Trent'anni fa, la suddetta Sessione plenaria adottò, come documento del Comitato centrale, il magistrale Rapporto presentato dal Segretario generale del Partito dal titolo “Teniamo alta la bandiera del socialismo, dell'antimperialismo e dell'antifascismo”. In esso si dice: “La classe dominante borghese fa di tutto per liquidare il nostro Partito... La storia del nostro Partito è contrassegnata da feroci attacchi interni ed esterni della borghesia. Essa ci colpisce alla testa e alla base, al Centro e alla periferia... In questa situazione di assedio è facile che vadano i più deboli e che avvengano delle defezioni e anche gravi tradimenti. Ma noi riusciremo lo stesso a rompere l'accerchiamento, rinsanguare le nostre forze e a proseguire con più ardore di prima nella lotta mortale contro la borghesia... Non ci arrenderemo mai alla borghesia, non rinnegheremo mai gli ideali assunti liberamente e coscientemente, non verremo mai meno al giuramento fatto in occasione della morte di Mao. Allora dichiarammo pubblicamente e oggi ripetiamo in sede di Comitato centrale: 'Noi dobbiamo condurre fino in fondo la lotta di classe senza badare a sacrifici e senza aver paura di rimetterci la tranquillità della vita familiare, il posto di lavoro e anche la vita. I marxisti-leninisti sono fatti per la lotta, senza la lotta vengono meno alla loro natura, al loro carattere e ai loro compiti, ed è nella lotta di classe che acquistano qui meriti, quelle qualità e quegli onori che si è conquistato il presidente Mao'”.

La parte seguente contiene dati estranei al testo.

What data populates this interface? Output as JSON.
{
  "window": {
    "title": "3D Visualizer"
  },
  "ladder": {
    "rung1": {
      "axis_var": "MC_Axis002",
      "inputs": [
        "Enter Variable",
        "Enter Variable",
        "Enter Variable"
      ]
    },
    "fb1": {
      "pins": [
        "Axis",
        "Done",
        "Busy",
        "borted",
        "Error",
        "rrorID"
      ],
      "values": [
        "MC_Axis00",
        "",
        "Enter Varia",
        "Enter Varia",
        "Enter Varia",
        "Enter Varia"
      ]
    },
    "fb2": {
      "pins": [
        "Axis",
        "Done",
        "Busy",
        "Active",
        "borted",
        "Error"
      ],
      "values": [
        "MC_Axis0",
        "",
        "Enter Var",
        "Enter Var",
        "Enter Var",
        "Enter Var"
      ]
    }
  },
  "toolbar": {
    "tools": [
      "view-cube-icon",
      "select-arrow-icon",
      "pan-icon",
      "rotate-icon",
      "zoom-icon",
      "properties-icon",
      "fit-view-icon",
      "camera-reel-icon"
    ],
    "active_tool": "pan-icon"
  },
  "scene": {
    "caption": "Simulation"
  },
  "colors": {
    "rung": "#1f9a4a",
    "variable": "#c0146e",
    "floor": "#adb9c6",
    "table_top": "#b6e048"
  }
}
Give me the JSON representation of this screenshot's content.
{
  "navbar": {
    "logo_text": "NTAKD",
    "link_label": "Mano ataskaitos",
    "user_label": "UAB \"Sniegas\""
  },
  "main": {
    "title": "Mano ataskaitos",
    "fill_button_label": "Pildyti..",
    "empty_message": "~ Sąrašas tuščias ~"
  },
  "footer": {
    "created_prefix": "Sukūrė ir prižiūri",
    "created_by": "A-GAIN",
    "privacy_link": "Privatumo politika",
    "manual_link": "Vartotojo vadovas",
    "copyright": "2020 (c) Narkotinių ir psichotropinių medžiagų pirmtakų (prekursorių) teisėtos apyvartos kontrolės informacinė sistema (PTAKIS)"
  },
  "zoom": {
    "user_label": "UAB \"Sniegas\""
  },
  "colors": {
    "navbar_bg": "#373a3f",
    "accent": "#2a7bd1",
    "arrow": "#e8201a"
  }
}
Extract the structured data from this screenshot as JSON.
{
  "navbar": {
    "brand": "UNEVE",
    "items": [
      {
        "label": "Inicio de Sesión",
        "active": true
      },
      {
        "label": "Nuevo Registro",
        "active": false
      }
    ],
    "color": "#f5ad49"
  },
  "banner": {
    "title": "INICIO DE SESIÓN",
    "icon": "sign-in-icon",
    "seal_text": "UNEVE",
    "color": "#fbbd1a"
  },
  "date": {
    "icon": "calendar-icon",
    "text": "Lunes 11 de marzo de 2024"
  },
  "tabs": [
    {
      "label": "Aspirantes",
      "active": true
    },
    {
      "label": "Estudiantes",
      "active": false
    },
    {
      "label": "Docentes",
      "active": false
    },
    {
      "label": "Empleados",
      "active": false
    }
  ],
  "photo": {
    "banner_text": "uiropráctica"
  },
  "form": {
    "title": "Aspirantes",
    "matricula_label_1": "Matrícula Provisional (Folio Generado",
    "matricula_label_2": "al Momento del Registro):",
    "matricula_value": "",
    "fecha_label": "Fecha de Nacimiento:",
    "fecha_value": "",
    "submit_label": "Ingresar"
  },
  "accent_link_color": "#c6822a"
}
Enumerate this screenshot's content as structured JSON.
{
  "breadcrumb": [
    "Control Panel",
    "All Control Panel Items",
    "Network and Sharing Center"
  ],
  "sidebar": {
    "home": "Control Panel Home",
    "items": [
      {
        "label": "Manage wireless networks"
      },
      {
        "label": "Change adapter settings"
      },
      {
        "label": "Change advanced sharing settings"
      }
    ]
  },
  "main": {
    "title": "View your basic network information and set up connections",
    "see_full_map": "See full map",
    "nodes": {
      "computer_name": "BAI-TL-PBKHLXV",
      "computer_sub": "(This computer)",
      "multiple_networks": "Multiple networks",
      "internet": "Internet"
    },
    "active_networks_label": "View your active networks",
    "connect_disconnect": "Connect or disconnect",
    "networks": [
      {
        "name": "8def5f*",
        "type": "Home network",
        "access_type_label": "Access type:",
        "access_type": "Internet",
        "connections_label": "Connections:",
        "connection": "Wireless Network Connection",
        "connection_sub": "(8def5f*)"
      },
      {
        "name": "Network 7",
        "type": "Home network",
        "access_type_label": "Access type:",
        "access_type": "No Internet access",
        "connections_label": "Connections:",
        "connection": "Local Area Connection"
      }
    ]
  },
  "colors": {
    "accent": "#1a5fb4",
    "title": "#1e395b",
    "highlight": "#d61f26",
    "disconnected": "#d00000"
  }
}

Il PMLI da sempre lavora per formare nuovi dirigenti nazionali del Partito che abbiano questa impronta marxista-leninista. Ma fin qui pochi sono stati i casi riusciti. Alla fine ha avuto la meglio la borghesia. Non è infatti facile formare, e mantenere ancorati alle masse, nuovi dirigenti del Partito. Anche l'esperienza del Partito del proletariato russo lo conferma.
Nella lettera ai comunisti tedeschi del 24 agosto 1921, Lenin ha scritto: “Da noi, in Russia la formazione di un gruppo dirigente è durata quindici anni (1903-1917), quindici anni di lotta contro il menscevismo, quindici anni di persecuzioni da parte dello zarismo, quindici anni, tra i quali gli anni della prima, grande e possente rivoluzione del 1905. E, ciò nonostante, vi sono stati da noi casi penosi di compagni eccellenti che hanno 'perduto la testa'. Se i compagni dell'Europa occidentale immaginano di essere garantiti contro 'casi penosi' di questo genere, non si può lottare contro una simile puerilità” . Giusto!
Ne abbiamo avuto di “casi penosi”, specie l'ultimo, ma non per questo dobbiamo scoraggiarci, anzi dobbiamo decuplicare gli sforzi, con lo stesso impegno e con la stessa fiducia del passato, per formare nuovi dirigenti nazionali del PMLI che siano forti, determinati e agguerriti come i membri dei primi cinque Comitati centrali ancora fedeli alla causa.